Tira temporadas lá em casa e noutras sobrinhadas onde sempre é – bem vinda. A parentada aparece por lá ou apenas liga alegando distância para vencer a ingratidão; vamos a Missas mais do que normalmente; ela pergunta sobre festas e jantares para levá-la, leva-mo-la para visitar amigos distantes, enfim, altera nossa rotina de horários e qualidade das refeições. Várias peripécias marcam suas passagens em minha casa.
A primeira característica de uma tia com apelido de Cotinha ou Chininha é que numa roda de conversa, levantam questões fora do contexto em pauta como se quisesse mudar de assunto o tempo todo; outra característica é que possuem compulsão à crítica, bem entendido que compulsão à qualquer coisa revela pessoa maçante ou pouco confiável. Chega com a pergunta na ponta da bengala sobre a limpeza do meu jardim infestado de abobrinhas da índia louca, erva de passarinho e outras “coisas ruins”. Se debocho dela, repete que é a ligação com nossa ancestralidade, por ser a última de uma penca do que seriam centenários irmãos. Nenhuma doença grave penetra sua carcaça petrificada e quando fala em morrer: acentua se eu morrer – “a-ma- nhã!”. Não da tempo para respostas e ja que falamos em morte ela desafia:
– Minha Palmeira da China já morreu? – Referia-se a Archontophenix Purpurea plantada num enorme vaso preto como ela posto debaixo de uma escada para não chamar atenções mas que é desproporcional às dimensões da sala.
Ela nunca gostou da idéia de dar apelido de mulheres para plantas que já possuem nomes populares. Meu jardim levado no capricho do possível, homenageia com plaquinhas o nome de amigas, parentas, filhas, netas e ela própria, a Tia Chininha, irmã mais nova do meu pai Aristeu Carlos da Silva. Às curiosidades eu chamo, orgulhosamente, de monumentos, tais como o Portal da Eternidade adornado por frondoso bouganville, com o nome da Orfila, a Tuta; tenho a escada de Jacó entrelaçada por bela roseira que antecipa a beleza de Sara, uma neta que ainda não nasceu; em um vaso tenho duas cores de uma mesma planta para honrar um casal de primas Valéria e Denise pela longevidade da relação marital e outras lições; tenho um kroton com o nome da amiga Edna; tenho uma hortência azul com o nome da eterna, bela e sensual Porta Estandarte Onira Pereira; tenho a Acácia Mimosa que homenageia a cunhada e comadre Lúcia. Ao regar cada uma delas, uma reza, uma lembrança, sem definir se é por mim ou é por elas. Ha, também, uma hera trepadeira com a cara da gêmea da Regina de quem não gosto muito de lembrar o nome. E assim vai.

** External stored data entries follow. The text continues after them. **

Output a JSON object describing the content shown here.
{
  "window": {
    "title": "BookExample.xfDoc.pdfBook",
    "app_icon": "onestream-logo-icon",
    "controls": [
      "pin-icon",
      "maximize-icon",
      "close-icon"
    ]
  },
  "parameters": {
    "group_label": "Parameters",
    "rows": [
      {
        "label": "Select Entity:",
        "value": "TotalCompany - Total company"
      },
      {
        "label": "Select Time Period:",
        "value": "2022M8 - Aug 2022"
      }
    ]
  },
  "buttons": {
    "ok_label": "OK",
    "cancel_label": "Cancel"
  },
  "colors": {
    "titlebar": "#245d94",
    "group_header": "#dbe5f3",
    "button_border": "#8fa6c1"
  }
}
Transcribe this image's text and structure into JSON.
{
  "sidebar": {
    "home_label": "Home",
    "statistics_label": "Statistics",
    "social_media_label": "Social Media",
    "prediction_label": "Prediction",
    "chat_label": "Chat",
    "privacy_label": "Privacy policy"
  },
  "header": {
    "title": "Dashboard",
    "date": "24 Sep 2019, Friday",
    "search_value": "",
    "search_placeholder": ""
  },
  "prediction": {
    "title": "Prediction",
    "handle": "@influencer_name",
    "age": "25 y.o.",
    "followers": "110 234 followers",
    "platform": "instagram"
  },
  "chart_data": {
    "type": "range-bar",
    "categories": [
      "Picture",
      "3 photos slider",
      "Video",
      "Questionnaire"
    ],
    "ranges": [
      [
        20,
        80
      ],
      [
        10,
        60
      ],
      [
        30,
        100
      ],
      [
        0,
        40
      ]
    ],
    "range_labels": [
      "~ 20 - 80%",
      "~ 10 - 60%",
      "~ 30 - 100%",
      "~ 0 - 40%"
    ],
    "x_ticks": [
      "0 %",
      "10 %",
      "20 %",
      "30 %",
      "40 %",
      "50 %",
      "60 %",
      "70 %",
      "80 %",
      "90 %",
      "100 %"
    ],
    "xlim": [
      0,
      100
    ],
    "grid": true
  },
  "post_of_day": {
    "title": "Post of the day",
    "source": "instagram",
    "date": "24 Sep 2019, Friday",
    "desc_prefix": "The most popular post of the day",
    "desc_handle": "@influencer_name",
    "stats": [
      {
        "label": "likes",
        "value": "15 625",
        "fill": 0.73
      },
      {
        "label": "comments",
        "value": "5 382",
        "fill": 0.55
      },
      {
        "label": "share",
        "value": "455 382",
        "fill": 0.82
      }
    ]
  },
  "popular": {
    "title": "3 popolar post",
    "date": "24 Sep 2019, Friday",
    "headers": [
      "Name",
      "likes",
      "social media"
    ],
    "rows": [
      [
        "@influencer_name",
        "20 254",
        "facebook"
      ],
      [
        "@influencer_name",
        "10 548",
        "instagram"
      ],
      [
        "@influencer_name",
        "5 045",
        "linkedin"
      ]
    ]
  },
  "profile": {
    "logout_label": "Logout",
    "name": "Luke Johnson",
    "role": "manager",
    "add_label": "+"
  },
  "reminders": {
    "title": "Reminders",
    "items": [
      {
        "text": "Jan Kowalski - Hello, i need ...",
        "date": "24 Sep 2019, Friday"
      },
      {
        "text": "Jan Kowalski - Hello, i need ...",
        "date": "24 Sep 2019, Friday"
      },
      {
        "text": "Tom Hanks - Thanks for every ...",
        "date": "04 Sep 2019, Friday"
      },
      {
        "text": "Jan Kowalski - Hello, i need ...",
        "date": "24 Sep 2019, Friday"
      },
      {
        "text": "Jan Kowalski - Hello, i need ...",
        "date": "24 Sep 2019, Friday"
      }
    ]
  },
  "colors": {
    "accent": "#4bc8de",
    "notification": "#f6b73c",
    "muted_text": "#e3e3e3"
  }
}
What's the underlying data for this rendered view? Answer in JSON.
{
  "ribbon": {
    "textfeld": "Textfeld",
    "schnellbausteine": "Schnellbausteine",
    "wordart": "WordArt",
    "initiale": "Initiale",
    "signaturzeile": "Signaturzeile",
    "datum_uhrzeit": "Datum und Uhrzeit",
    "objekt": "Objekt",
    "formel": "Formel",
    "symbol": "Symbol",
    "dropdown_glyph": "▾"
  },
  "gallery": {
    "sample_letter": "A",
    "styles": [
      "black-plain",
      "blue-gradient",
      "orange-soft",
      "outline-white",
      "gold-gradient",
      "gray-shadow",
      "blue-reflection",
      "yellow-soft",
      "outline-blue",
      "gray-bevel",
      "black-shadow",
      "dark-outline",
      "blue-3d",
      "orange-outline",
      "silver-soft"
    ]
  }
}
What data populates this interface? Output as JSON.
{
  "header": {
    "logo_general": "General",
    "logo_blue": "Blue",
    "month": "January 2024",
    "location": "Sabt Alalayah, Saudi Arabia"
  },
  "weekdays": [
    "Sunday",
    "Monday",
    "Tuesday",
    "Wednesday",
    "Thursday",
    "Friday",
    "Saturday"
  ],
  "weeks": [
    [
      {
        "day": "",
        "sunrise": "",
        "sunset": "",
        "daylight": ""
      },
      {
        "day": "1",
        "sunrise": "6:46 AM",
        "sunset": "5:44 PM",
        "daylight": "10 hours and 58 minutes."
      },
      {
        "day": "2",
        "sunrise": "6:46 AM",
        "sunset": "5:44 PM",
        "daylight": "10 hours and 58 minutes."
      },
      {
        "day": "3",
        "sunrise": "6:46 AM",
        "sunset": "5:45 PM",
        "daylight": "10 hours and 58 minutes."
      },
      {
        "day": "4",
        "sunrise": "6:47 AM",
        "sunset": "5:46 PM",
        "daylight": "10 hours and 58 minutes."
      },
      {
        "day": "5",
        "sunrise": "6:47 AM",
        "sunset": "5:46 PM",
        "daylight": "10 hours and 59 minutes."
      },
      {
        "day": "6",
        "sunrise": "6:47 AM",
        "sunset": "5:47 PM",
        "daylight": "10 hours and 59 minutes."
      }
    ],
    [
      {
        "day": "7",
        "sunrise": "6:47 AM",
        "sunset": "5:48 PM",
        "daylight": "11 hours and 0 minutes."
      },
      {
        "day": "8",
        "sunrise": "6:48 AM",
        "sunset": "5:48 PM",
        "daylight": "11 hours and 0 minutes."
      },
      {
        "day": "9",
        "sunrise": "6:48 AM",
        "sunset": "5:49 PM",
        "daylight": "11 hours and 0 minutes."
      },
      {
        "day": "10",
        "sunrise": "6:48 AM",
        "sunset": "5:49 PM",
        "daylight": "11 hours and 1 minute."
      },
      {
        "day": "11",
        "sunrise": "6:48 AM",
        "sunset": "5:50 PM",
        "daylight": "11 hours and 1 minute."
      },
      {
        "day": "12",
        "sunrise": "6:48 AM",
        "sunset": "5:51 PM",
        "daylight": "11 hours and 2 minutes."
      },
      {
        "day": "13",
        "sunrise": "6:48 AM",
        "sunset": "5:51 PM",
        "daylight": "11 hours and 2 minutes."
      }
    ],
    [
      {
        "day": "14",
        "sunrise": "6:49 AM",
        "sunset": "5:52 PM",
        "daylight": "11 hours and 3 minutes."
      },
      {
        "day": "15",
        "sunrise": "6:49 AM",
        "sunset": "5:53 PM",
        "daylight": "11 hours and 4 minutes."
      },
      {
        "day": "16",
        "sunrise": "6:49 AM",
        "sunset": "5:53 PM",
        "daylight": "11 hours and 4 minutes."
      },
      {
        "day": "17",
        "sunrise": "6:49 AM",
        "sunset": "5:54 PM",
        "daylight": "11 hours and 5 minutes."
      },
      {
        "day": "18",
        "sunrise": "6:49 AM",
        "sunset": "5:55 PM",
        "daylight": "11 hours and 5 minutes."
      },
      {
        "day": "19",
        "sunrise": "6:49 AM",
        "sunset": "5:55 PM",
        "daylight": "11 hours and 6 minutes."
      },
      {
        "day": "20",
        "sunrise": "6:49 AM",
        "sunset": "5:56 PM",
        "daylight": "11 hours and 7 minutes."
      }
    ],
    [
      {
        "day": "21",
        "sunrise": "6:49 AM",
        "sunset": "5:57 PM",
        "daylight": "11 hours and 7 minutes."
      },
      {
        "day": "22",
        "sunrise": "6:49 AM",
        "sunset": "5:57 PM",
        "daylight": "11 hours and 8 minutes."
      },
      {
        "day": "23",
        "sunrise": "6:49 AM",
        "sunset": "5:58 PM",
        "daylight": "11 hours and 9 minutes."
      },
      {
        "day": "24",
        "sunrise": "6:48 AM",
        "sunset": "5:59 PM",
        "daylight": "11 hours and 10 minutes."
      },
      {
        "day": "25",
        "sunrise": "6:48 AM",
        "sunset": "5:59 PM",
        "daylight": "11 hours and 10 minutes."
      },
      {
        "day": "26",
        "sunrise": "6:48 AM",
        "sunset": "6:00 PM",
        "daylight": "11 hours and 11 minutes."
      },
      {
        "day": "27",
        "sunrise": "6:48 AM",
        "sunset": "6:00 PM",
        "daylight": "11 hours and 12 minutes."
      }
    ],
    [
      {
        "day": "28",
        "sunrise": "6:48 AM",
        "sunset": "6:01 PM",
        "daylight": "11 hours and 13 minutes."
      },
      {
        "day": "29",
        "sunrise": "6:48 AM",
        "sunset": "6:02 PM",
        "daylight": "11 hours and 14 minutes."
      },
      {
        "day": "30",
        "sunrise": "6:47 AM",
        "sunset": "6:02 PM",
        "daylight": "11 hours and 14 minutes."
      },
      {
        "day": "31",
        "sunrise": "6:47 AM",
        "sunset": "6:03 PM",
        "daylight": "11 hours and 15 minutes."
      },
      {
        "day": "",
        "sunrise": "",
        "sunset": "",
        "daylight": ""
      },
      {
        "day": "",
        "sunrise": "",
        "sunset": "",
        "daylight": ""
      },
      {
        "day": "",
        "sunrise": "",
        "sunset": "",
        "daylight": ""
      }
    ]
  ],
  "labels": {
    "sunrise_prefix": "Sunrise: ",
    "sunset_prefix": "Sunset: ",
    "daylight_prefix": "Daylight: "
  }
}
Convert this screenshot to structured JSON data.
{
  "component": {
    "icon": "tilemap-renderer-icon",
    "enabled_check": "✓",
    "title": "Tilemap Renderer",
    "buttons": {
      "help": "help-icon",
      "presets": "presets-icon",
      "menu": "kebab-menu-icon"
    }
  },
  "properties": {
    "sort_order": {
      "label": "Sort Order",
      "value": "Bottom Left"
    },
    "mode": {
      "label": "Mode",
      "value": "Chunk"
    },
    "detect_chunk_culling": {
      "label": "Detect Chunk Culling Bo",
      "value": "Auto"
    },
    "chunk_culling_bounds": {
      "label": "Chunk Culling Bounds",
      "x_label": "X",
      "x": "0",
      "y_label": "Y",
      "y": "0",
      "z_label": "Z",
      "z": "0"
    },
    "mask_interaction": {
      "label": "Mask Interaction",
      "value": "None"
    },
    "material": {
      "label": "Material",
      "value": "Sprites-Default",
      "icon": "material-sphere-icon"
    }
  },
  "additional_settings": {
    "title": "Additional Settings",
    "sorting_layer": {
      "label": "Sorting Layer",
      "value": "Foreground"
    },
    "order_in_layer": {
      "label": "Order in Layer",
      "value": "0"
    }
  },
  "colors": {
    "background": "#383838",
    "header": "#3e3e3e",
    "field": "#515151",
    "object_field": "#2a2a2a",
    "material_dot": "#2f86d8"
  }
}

Certa feita o verão brandia o Sol glorioso nas alturas me atingindo, porém, como venenosos espinhos, visto duvidosas intenções. Numa sombra ardente, a tia Chininha observava a sofreguidão de um escavocar a terra para um replantio. Água, barro, suor, obstinação para arrancar uma raiz. Cansadinho pra torinha pós almoço, tudo se confundia no que parecia simples falta do que fazer. Para estimular meu serviço ela lembrou meu avô Paulino Carlos da Silva, jardineiro em Porto Alegre à época em que a Colônia Africana de onde foram expulsos nos anos 30/40, passava para as mãos dos “não negros”. Após histórico ressentido pelo que deveria ser sua Redenção, ela empregou tom de súplica chorosa para pedir:
– Bota um pouco mais de competência nisso aí, meu filho esquisito! Tá?!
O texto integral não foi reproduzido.